Rupture of the IVS is a mechanical complication of acute myocardial infarction (AMI), rare since the spread of percutaneous coronary revascularisation techniques. In a recent US case study, it was documented in 0.25% of cases. However, it is something to think about in the event of unexpected, rapid haemodynamic deterioration.
We report the case of a 73-year-old man with a clinical history of COPD in heavy smoker, who was admitted on 04/14/2022 for a sub-acute inferior MI. After percutaneous revascularisation of the circumflex artery, the patient (pt) was discharged clinically stable. On transthoracic echocardiogram (TTE), the left ventricle (LV) appeared normal in size, with a large proximal inferior wall aneurysm (A) and slightly reduced global systolic function (EF = 45%). On 09/16/2022 admission to surgery for gastric perforation peritonitis from abuse of non-steroidal anti-inflammatory drugs.
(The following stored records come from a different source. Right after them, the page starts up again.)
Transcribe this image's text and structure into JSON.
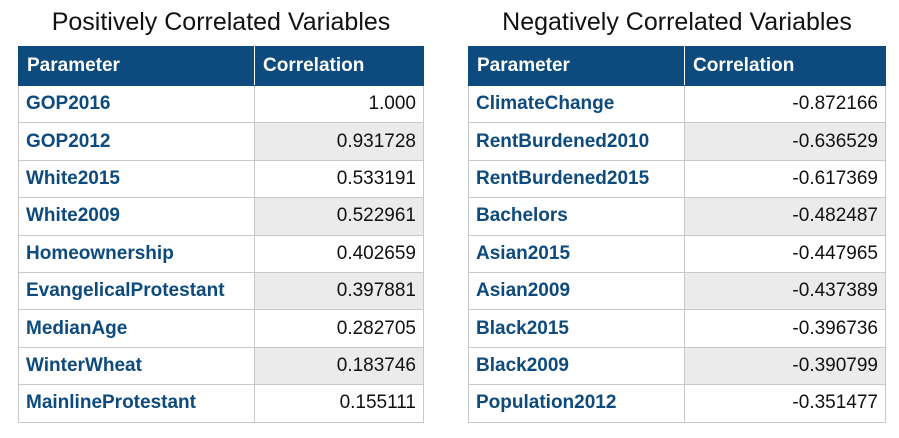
{
  "chart_data": [
    {
      "type": "table",
      "title": "Positively Correlated Variables",
      "columns": [
        "Parameter",
        "Correlation"
      ],
      "rows": [
        {
          "parameter": "GOP2016",
          "correlation": "1.000"
        },
        {
          "parameter": "GOP2012",
          "correlation": "0.931728"
        },
        {
          "parameter": "White2015",
          "correlation": "0.533191"
        },
        {
          "parameter": "White2009",
          "correlation": "0.522961"
        },
        {
          "parameter": "Homeownership",
          "correlation": "0.402659"
        },
        {
          "parameter": "EvangelicalProtestant",
          "correlation": "0.397881"
        },
        {
          "parameter": "MedianAge",
          "correlation": "0.282705"
        },
        {
          "parameter": "WinterWheat",
          "correlation": "0.183746"
        },
        {
          "parameter": "MainlineProtestant",
          "correlation": "0.155111"
        }
      ]
    },
    {
      "type": "table",
      "title": "Negatively Correlated Variables",
      "columns": [
        "Parameter",
        "Correlation"
      ],
      "rows": [
        {
          "parameter": "ClimateChange",
          "correlation": "-0.872166"
        },
        {
          "parameter": "RentBurdened2010",
          "correlation": "-0.636529"
        },
        {
          "parameter": "RentBurdened2015",
          "correlation": "-0.617369"
        },
        {
          "parameter": "Bachelors",
          "correlation": "-0.482487"
        },
        {
          "parameter": "Asian2015",
          "correlation": "-0.447965"
        },
        {
          "parameter": "Asian2009",
          "correlation": "-0.437389"
        },
        {
          "parameter": "Black2015",
          "correlation": "-0.396736"
        },
        {
          "parameter": "Black2009",
          "correlation": "-0.390799"
        },
        {
          "parameter": "Population2012",
          "correlation": "-0.351477"
        }
      ]
    }
  ],
  "colors": {
    "header_bg": "#0d4a7d",
    "header_text": "#ffffff",
    "param_text": "#0d4a7d",
    "stripe_bg": "#ebebeb"
  }
}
The pt survived the surgery without cardiac complications and remained well-compensated and asymptomatic in the following months. On 06/23/2023 new admission for heart failure: worsening dyspnoea and pulmonary and systemic congestion. The TTE showed a dilated LV (TDV = 162 ml), infero-lateral akinesia, a mid-basal inferior wall A and moderate global systolic dysfunction (EF = 40%). High velocity systolic flow was also documented in the right ventricle, which appeared to originate from an aneurysmal portion of the posterior IVS in continuity with the inferior wall A (Fig.1-2). Cardiac MRI confirmed the presence of a postinfarct PA involving the inferior wall and the basal and middle IVS with multiple jets responsible for significant left-right shunt (Qp/Qs = 2.9). Once clinical stabilisation was achieved, the pt was referred for cardiac surgery for direct closure of the interatrial defect and endoventriculoplasty. After the early postoperative phase, characterised by the need for pharmacological and mechanical haemodynamic support, there was a progressive clinical improvement.
PA is most frequently localised infero-posteriorly, and is distinguished from A by its narrow collar (ratio of collar diameter to aneurysm diameter < 0.5) and the absence of muscle tissue in the wall. 55% of PA are postischemic. They are classified, according to the distance from AMI, into acute (within 2 wks), subacute (between 2 wks and 3 mth) and chronic (after 3 mth); chronic PA are often large and asymptomatic but easily rupture, causing, as in our case, a late complication of the AMI.